Five priorities to operationalize the EAT–Lancet Commission report


To operationalize the great food system transformation and ensure its sustainability, five areas of research and action require more attention: economic and structural costs; political economy; diversity of cultural norms; equity and social justice; and governance and decision support tools.

The EAT–Lancet Commission report on healthy diets from sustainable food systems1 has now become a landmark publication in the debate on why food systems must transform, and why human and planetary health must be conjoined objectives. The report called for a “great food transformation” to enable substantial dietary shifts and sustainable food production; it presented a universal reference diet for healthy intake levels of different food groups protective against a set of disease burdens, and it calculated the environmental impacts of this reference diet in a 2050 scenario. While several high-profile documents had already compiled extensive information on food systems and diets2,3,4, the EAT–Lancet report shows that it is possible to feed a population of 10 billion healthy diets within planetary boundaries, as long as ambitious actions across agricultural production, governance of land use, supply chain efficiencies, food environments and energy transitions are taken.

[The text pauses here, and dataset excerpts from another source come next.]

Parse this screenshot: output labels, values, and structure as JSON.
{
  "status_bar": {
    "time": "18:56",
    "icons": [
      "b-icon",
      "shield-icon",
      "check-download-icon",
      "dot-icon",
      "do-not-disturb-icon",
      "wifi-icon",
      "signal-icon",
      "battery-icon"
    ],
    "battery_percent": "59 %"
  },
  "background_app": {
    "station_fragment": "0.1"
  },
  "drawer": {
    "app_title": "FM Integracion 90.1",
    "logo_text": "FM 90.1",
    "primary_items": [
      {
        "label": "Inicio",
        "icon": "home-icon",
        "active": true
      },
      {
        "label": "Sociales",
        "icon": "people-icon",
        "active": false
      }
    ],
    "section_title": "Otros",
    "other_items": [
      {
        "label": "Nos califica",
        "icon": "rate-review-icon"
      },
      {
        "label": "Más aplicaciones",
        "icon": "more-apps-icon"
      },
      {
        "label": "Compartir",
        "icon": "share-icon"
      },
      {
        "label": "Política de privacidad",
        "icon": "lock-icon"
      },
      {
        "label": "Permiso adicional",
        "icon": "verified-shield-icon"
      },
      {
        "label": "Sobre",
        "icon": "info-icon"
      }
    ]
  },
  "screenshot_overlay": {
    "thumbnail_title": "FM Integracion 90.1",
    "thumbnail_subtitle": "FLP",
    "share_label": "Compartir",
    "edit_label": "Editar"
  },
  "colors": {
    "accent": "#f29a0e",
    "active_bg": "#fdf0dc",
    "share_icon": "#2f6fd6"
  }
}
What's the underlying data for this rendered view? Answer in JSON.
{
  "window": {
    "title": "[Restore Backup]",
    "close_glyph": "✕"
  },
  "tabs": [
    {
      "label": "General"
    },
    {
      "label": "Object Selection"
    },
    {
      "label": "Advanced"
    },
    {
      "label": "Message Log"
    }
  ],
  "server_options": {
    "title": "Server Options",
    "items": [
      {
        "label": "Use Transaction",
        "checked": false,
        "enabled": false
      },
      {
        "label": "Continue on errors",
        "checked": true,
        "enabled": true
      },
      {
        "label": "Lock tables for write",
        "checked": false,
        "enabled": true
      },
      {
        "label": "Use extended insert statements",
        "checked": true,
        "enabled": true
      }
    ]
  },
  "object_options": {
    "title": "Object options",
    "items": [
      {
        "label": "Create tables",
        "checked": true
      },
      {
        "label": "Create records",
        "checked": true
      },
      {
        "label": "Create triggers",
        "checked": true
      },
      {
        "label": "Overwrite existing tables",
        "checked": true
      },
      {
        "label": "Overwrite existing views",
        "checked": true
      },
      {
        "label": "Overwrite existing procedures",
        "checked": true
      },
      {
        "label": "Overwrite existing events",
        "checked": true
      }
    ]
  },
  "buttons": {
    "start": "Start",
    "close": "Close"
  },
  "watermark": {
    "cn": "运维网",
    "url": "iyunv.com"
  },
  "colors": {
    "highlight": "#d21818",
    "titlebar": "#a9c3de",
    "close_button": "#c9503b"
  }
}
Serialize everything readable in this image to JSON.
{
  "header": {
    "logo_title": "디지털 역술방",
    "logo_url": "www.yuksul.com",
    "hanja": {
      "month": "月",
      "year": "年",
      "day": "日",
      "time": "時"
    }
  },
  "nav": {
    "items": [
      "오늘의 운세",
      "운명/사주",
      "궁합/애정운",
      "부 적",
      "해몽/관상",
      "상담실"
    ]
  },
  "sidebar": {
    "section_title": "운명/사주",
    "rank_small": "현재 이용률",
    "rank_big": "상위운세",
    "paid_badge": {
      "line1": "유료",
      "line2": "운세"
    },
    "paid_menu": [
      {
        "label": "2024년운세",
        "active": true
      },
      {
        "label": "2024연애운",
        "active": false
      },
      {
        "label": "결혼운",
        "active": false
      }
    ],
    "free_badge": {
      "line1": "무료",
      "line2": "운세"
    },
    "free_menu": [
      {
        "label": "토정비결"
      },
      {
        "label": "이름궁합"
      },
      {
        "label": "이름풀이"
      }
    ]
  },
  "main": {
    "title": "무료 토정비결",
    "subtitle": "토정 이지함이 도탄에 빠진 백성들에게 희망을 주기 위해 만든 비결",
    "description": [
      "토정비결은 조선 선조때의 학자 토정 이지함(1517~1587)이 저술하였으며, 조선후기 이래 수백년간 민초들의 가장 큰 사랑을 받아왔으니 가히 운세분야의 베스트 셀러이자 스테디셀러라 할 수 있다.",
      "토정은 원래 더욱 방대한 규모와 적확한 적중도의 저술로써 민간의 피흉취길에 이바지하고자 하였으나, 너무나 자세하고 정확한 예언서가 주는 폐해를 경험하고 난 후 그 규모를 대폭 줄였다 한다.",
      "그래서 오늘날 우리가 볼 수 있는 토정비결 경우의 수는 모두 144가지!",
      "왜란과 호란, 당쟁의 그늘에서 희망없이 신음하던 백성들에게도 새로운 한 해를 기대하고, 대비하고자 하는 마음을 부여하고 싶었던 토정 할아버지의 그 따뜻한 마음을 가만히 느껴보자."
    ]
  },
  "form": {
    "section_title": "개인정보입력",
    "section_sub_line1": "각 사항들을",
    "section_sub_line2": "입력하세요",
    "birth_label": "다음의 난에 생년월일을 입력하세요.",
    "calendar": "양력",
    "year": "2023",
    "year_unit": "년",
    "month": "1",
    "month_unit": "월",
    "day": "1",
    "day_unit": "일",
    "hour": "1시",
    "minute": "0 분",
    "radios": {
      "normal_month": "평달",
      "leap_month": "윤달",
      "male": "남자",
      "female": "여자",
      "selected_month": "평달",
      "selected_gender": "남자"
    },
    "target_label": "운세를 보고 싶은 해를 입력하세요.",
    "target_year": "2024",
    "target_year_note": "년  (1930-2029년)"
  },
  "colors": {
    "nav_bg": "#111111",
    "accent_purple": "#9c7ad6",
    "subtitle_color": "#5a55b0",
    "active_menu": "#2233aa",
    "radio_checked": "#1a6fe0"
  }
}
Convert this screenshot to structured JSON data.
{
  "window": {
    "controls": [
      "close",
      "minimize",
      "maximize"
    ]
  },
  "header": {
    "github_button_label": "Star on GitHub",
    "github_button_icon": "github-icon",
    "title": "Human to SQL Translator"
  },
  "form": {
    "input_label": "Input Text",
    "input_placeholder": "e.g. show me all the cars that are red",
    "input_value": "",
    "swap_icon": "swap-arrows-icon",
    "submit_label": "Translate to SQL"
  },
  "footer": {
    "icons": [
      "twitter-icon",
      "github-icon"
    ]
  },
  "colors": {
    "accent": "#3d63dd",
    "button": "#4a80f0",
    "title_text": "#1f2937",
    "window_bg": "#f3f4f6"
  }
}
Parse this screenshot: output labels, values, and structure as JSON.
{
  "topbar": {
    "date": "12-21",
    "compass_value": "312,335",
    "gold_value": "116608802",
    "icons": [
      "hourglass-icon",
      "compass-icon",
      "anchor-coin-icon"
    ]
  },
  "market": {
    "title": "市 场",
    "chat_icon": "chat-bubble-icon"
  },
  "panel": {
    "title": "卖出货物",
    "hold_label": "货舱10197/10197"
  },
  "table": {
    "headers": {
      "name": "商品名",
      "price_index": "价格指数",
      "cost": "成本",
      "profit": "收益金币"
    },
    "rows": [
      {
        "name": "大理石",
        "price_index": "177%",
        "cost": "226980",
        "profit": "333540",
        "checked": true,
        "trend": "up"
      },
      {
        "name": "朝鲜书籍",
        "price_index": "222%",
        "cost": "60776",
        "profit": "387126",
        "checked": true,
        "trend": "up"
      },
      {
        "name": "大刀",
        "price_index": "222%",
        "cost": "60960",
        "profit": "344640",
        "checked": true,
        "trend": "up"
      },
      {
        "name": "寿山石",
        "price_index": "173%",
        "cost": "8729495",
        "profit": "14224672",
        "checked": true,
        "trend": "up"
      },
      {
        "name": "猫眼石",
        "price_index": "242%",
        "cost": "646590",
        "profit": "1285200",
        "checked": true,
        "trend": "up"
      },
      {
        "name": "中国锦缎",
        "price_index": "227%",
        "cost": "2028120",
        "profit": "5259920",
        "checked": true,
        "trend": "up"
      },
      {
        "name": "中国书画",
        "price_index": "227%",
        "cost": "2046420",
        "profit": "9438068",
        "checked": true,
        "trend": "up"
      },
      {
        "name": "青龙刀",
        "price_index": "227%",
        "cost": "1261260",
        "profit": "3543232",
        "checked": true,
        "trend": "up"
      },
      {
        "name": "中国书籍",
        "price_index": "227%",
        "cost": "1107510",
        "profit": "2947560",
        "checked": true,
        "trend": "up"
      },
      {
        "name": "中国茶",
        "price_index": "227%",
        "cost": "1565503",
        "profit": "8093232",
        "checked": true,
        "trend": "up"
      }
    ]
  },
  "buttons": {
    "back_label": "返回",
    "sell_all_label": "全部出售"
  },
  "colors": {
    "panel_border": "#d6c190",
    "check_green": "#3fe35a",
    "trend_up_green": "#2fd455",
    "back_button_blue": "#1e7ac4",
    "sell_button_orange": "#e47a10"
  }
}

The crucial next step pivots on a more comprehensive approach to health, environment and sustainability — one that incorporates social equity, fair politics and viable economics in a way that explicitly addresses some of the inevitable trade-offs humanity must face in this twenty-first century. To operationalize the great transformation with these sensitivities, we identify five areas where more research and data are needed. For each of these areas, we present examples of interventions that have proven effective at triggering the types of transformative changes that are necessary.